How each person experiences trauma will be influenced by genetics, environment, upbringing, and beliefs about Self and the world. Each of us will have our own experience, and our human system will respond accordingly – often outside of our conscious control. In our own time we will continually and actively process information, create responses, and create meaning. Which means no trauma, or its affects can be weighed or compared.

This in turn means that not everyone will be impacted negatively by a trauma, and the experience will not necessarily lead to a formal post-traumatic stress disorder (PTSD) or to other trauma related psychological problems (Shwartz, 2001).

For those who experience effects which may include dissociation, flashbacks, and nightmares, and/or where the event feels like it is not in the past where it should be, PTSD may be diagnosed.
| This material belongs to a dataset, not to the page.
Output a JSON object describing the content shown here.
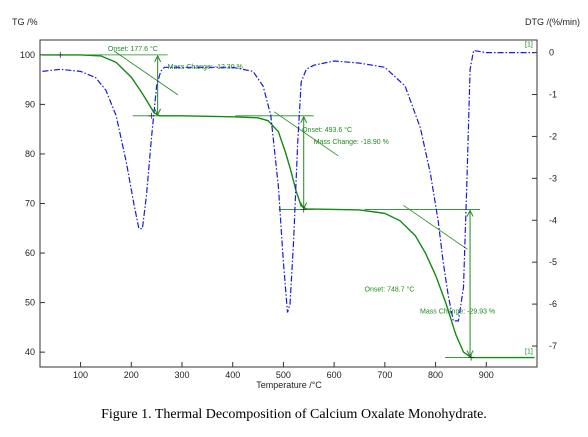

For those who feel that trauma has had a deleterious impact on their well-being, or who have been given a formal diagnosis of PTSD, Satori offers a calm space to do the work of transitioning to healing. This may involve the use of well evidenced therapeutic approaches including ego state, internal family systems (IFS), and eye movement, desensitisation, and reprocessing (EMDR) therapy. 


American Psychiatric Association. Diagnostic and statistical manual of mental disorders. 3rd ed. Washington, DC: American Psychiatric Association; 1980.